According to CBS News, President Trump is scheduled to release a new round of sanctions against Iran that will target multiple foreign entities believed to have aided the Islamic Republic with its ballistic missile development program.
Multiple sources told CBS that the new sanctions will not interfere with President Obama’s nuclear deal with Iran.
Although President Trump has publicly criticized that deal, European diplomats say they have been informed that Mr. Trump has agreed to honor it.
But earlier this week, Mr. Trump said on camera at the start of a meeting with the Iraqi Prime Minister that “nobody knows why” his predecessor agreed to the deal which was also co-signed by Russia, China, Germany, Britain and France. “One of the things I did ask is, ‘why did President Obama sign that agreement with Iran?’ because nobody has been able to figure that one out,” Mr. Trump said.
If the new sanctions go into effect, they will be the second round administered by the Trump administration. The first round, already on standby in the last few months of the Obama tenure, were triggered in February.
This development will bring the Iran nuclear deal back to the headlines, depending on how Tehran reacts to the sanctions.

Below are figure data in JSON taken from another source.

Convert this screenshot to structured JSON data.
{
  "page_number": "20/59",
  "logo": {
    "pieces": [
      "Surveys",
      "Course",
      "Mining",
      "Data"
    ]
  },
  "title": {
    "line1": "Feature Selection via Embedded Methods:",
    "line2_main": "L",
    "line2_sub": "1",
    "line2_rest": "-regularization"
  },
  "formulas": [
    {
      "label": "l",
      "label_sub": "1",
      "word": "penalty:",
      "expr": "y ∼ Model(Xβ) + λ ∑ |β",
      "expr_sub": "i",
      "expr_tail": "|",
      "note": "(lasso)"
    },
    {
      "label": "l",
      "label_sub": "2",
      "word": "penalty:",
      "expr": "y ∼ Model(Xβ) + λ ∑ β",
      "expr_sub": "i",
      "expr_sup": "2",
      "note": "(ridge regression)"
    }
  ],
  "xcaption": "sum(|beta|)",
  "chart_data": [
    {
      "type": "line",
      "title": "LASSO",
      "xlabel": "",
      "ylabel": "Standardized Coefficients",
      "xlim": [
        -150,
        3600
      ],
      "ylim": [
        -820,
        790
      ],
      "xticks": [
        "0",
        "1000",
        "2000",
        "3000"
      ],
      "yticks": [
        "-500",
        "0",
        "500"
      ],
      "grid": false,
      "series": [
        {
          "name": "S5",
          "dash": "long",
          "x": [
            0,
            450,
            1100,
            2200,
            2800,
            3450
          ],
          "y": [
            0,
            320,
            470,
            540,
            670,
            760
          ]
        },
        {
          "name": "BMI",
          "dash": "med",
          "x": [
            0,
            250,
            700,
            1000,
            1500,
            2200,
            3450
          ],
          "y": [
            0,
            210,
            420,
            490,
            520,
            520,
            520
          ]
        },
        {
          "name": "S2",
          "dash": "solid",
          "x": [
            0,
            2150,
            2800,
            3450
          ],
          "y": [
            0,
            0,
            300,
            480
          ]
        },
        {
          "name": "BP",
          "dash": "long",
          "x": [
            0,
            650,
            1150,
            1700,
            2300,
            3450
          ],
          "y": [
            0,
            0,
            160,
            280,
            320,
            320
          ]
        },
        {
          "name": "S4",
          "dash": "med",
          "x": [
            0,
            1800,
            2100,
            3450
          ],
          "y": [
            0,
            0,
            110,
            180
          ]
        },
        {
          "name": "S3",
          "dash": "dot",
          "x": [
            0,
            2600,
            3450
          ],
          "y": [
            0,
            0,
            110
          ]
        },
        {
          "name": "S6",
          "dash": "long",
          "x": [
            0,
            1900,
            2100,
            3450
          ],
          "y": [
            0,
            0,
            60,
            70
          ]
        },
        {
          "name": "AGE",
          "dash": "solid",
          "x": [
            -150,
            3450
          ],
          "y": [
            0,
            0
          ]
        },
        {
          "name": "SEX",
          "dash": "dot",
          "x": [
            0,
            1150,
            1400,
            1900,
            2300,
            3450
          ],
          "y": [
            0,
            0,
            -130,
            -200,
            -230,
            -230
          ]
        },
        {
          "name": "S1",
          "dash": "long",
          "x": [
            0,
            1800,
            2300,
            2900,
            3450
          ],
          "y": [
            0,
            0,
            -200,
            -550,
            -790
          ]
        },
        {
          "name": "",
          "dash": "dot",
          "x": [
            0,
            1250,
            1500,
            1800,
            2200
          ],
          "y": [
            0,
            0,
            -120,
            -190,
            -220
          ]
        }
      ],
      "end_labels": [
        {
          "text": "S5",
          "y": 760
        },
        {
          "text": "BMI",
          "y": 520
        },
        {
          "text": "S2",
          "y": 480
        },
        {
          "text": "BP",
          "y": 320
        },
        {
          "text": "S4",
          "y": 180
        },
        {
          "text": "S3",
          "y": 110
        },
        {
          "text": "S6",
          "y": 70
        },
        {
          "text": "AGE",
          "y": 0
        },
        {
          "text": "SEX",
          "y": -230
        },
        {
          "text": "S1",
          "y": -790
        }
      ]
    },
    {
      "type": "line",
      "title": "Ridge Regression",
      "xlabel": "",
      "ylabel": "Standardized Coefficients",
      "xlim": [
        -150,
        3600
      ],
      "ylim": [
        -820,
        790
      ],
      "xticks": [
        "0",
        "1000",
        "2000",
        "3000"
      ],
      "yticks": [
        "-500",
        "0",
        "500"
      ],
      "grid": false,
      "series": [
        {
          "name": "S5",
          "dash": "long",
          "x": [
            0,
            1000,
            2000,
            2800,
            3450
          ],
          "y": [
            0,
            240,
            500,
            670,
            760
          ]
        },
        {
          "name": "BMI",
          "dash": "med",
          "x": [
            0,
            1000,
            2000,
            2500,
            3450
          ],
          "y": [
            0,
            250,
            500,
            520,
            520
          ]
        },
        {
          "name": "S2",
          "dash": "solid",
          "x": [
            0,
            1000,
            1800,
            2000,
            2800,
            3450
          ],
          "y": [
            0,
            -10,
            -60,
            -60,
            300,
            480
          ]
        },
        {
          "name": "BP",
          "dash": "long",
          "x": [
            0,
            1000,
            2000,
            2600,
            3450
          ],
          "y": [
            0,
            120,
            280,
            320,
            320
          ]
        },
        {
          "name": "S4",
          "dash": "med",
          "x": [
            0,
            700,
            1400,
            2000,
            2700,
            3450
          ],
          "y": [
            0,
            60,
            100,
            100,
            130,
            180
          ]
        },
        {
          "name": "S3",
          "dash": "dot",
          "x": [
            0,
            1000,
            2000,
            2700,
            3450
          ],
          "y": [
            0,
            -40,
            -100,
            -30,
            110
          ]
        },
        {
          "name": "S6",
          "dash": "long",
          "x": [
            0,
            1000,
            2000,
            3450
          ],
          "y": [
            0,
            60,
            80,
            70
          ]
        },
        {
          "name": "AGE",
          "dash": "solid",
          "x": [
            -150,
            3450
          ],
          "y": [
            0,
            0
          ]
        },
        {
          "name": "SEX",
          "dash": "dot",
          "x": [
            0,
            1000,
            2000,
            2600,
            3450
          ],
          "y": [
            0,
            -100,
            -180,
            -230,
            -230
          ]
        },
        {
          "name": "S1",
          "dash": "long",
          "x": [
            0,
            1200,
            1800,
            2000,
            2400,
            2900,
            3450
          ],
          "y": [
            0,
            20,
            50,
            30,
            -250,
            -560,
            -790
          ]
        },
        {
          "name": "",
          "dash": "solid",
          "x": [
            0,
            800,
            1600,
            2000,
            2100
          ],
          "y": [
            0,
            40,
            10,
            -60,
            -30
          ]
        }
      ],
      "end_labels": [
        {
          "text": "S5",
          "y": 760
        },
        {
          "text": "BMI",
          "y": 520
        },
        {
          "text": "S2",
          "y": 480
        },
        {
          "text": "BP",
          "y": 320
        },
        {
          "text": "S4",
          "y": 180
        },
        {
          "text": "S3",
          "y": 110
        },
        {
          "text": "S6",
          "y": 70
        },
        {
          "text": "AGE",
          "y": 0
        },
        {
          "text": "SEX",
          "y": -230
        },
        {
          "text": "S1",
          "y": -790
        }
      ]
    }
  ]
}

Trump has been advised to keep the deal in place despite Republican opposition and despite his statements on the campaign trail; the biggest part of the damage has already been done, after all. Iran got their frozen billions, which they will keep in a nice, safe place until they’ve decided they’ve had enough of abiding by international restrictions. Then they’ll kick inspectors out of the country and resume their weapons program – much easier to do, now, thanks to Obama’s gullibility.
In the meantime, it makes sense to work the program – as skeptical as we may be about the rigor of the inspections process – until there is a clear indication that Iran is breaking the deal. Which they will, guaranteed. This is the North Korea situation all over again, and it will happen every time our leaders make the mistake of trusting regimes that cannot be trusted.

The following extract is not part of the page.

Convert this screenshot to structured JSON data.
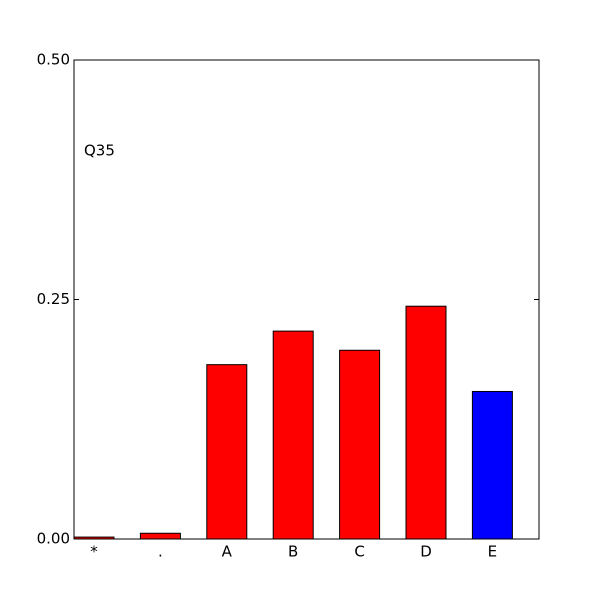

Diplomacy is a powerful tool, and so is negotiation. You can turn enemies into friends using these tools, but you can’t do it by burying your head in the sand, appeasing dictators, and pretending you have control over the uncontrollable.
Obama’s errors have put the Trump administration in a tough spot. Our only hope is that Iran will take the consequences of breaking the deal a bit more seriously as long as Trump is in office. Unfortunately, their continued ballistic missile testing tells us they do not.